Edward Frederic Benson
Lucia a Londra
Introduzione di Riccardo Reim
Traduzione di Alessandra Osti
Con uno scritto di Nancy Mitford
Divertente, lucido, impietoso, Lucia a Londra ci rivela la grandezza di un grande scrittore e segna l’apoteosi della più irresistibile eroina comica del suo secolo. Con Lucia a Londra si inaugura la ripubblicazione del celebre ciclo di commedie di Edward Frederic Benson, andato letteralmente a ruba negli anni Venti del Novecento e amatissimo dai suoi lettori.
La tranquilla cittadina di Riseholme, nell’annoiata provincia inglese degli anni Venti ha una sua regina carismatica e indiscussa, l’impareggiabile Lucia. Lucia divide le sue giornate tra tè con la sua fedele corte di amiche, pettegolezzi, concertini domestici, fin quando un evento giunge inaspettato a sconvolgere la sua esistenza: una grossa eredità. Lucia abbandona allora Riseholm per trasferirsi nel quartiere più esclusivo di Londra, iniziando la sua scalata all’alta società: tra contesse, principi e artisti sbruffoni, Lucia, dopo una serie di esilaranti avventure, diventa la beniamina dell’aristocrazia londinese, o almeno così crede lei… Divertente, lucido, impietoso: Lucia a Londra ci rivela un grande scrittore e segna l’apoteosi della più irresistibile eroina comica del secolo.
Scrittore originale e prolifico, l’inglese Edward Frederic Benson nacque nel 1867 e morì nel 1940, a Cambridge. Lavorò come archeologo, ma si occupò anche di politica, sport e bird-watching; tra i suoi romanzi ricordiamo Dodo, Mrs Ames e, naturalmente, il ciclo dedicato a Lucia. Benson, al pari di Wodehouse, è ormai considerato un maestro del romanzo umoristico del Novecento.
«Il libro di Benson mi è capitato tra le mani per caso ed era il terzo uscito da noi di una serie che mi era sfuggita… Sono subito corsa a procurarmi gli altri perché il suo autore sa raccontare come un Evelyn Waugh meno crudele e un P. G. Wodehouse più leggiadro».
Natalia Aspesi, Elle
«Siamo nelle regioni dell’umorismo più rarefatto, dove l’ironia tocca vette ancora più esclusive di quelle frequentate dal celeberrimo Wodehouse».

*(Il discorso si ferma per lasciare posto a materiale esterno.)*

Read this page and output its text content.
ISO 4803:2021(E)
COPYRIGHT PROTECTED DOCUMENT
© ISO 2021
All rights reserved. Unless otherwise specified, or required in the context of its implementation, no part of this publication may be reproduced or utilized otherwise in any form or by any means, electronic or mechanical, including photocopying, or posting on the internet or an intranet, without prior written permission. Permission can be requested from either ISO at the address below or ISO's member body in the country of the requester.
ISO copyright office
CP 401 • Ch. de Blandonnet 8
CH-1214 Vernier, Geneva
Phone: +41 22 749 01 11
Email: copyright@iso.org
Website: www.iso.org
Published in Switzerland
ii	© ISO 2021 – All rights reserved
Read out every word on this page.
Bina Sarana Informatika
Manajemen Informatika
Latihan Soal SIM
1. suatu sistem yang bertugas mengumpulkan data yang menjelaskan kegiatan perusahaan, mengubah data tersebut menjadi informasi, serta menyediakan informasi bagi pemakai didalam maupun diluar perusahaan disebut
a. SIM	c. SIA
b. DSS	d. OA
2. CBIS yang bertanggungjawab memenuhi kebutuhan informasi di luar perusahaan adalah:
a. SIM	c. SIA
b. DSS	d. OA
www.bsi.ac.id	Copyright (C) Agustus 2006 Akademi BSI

Alessandro Zaccuri, l’Avvenire
«Piacevole in un modo addirittura sorprendente per il contesto di oggi, apparentemente ad anni luce di distanza».
Masolino d’Amico, TuttoLibri
«Romanzo comico come, ahimè, sanno farne solo gli inglesi».
Giuseppe Scaraffia, Dove
«L’ironia di Benson ricorda quella di Wodehouse e Waugh».
Laura lepri, Il Sole 24 Ore
«Di Wodehouse, Benson possiede il gusto dell’ironia, con quella predilezione tutta britannica per l’idillio campestre».